Die Faszination für den Bau neuer Streichinstrumente sollte Marcus Klimke fortan nicht mehr loslassen. Der Charakter eines Instruments, dessen Holz erst lernen muss zu schwingen, lässt sich formen und beeinflussen – was wiederum Gestaltungsmöglichkeiten bietet, die einen schöpferischen Geist zu beständiger Produktivität drängen müssen. Marcus Klimkes besondere Liebe galt dabei – und gilt bis heute – der Viola, und das nicht allein wegen ihres üppigen, eher dunklen Klanges: „Noch mehr als Geigen und Celli ist eine Bratsche für jeden Musiker eine Maßarbeit“, beschreibt er diese besondere Faszination. „Sie ist individuell für ihn gebaut, da es ja da bekanntlich darum geht, eine maximale Grösse zu erreichen, ohne dass der Musiker diese fühlt, und ohne dass sie ihm auf Dauer gesundheitlich schadet.“ Und vor allem die von ihm hergestellten Violen sollten es auch sein, die ihm in den folgenden Jahren immer wieder begehrte Auszeichnungen einbringen würden.

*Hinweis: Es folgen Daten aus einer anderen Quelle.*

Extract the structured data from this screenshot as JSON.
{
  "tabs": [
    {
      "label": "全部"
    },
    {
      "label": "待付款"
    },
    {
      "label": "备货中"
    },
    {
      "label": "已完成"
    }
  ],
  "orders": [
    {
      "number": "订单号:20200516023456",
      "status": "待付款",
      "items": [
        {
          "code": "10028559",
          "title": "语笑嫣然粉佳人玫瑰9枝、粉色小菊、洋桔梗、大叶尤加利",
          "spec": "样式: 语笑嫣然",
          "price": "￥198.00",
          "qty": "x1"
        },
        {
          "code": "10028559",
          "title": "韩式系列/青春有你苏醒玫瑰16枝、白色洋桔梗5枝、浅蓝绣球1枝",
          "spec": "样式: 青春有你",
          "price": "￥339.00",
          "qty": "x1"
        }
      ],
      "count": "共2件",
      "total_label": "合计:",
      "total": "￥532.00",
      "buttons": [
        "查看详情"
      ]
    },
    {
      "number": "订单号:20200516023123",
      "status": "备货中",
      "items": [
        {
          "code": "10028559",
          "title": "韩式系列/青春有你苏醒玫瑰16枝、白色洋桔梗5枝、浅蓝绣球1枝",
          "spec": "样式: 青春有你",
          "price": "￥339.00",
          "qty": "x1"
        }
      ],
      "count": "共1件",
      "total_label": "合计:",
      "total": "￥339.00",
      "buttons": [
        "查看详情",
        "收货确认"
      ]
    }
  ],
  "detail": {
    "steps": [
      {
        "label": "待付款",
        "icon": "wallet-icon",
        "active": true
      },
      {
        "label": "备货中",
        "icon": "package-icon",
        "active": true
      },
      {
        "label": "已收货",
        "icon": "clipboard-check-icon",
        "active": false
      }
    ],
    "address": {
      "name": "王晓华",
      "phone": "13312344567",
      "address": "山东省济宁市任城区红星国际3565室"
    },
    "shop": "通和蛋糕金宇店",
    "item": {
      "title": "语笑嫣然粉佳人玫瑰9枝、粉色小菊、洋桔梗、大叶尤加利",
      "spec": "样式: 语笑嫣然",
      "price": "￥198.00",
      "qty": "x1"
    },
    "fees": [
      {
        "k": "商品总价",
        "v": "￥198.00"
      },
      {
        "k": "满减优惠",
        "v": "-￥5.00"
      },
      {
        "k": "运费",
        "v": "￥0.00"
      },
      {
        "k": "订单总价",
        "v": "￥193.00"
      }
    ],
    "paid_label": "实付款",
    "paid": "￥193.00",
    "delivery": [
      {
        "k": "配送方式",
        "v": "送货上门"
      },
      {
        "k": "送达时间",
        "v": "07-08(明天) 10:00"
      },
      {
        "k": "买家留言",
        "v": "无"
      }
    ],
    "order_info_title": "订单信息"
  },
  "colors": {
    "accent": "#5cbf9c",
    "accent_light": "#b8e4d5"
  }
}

Im Herbst 2001 eröffnete Marcus Klimke seine eigene Werkstatt in Angers und ab 2010 in Trélazé, einer Gemeinde im Arrondissement Angers, Pays de la Loire. Mit verschiedensten Auszeichnungen setzte er auch hier seine Produktion fort: Gold für Viola beim Concours Etienne Vatelot in Paris 2011 und Silber für Geige, 2014 wieder Gold in Mittenwald, sogar gleich zweimal: für Violine und Viola. Die Geschwindigkeit, mit der Marcus Klimke in der Elite seiner Zunft angekommen ist, ist mehr als beachtlich.
Sein besonders erfolgreiches Violen-Modell, das er in vier verschiedenen Größen baut, ist an dasjenige des Amati-Schülers Giacomo Gennaro – auch bekannt als Jacobus Januarius – angelehnt. Klanglich geht es Klimke eher um Präzision und Klangqualität als um einen übermäßig großen Ton. Am Ende sind aber stets die Ansprüche der Musiker ausschlaggebend, die ihr Instrument bei ihm in Auftrag gegeben haben. Wer Marcus Klimke kennenlernt, begegnet einem Meister, der bei allem Erfolg nicht verlernt hat, sich auf seine geigenbauerische und musikalische Sache zu fokussieren. Eine Eigenschaft, die ihn menschlich auszeichnet – und seiner Arbeit zugute kommt.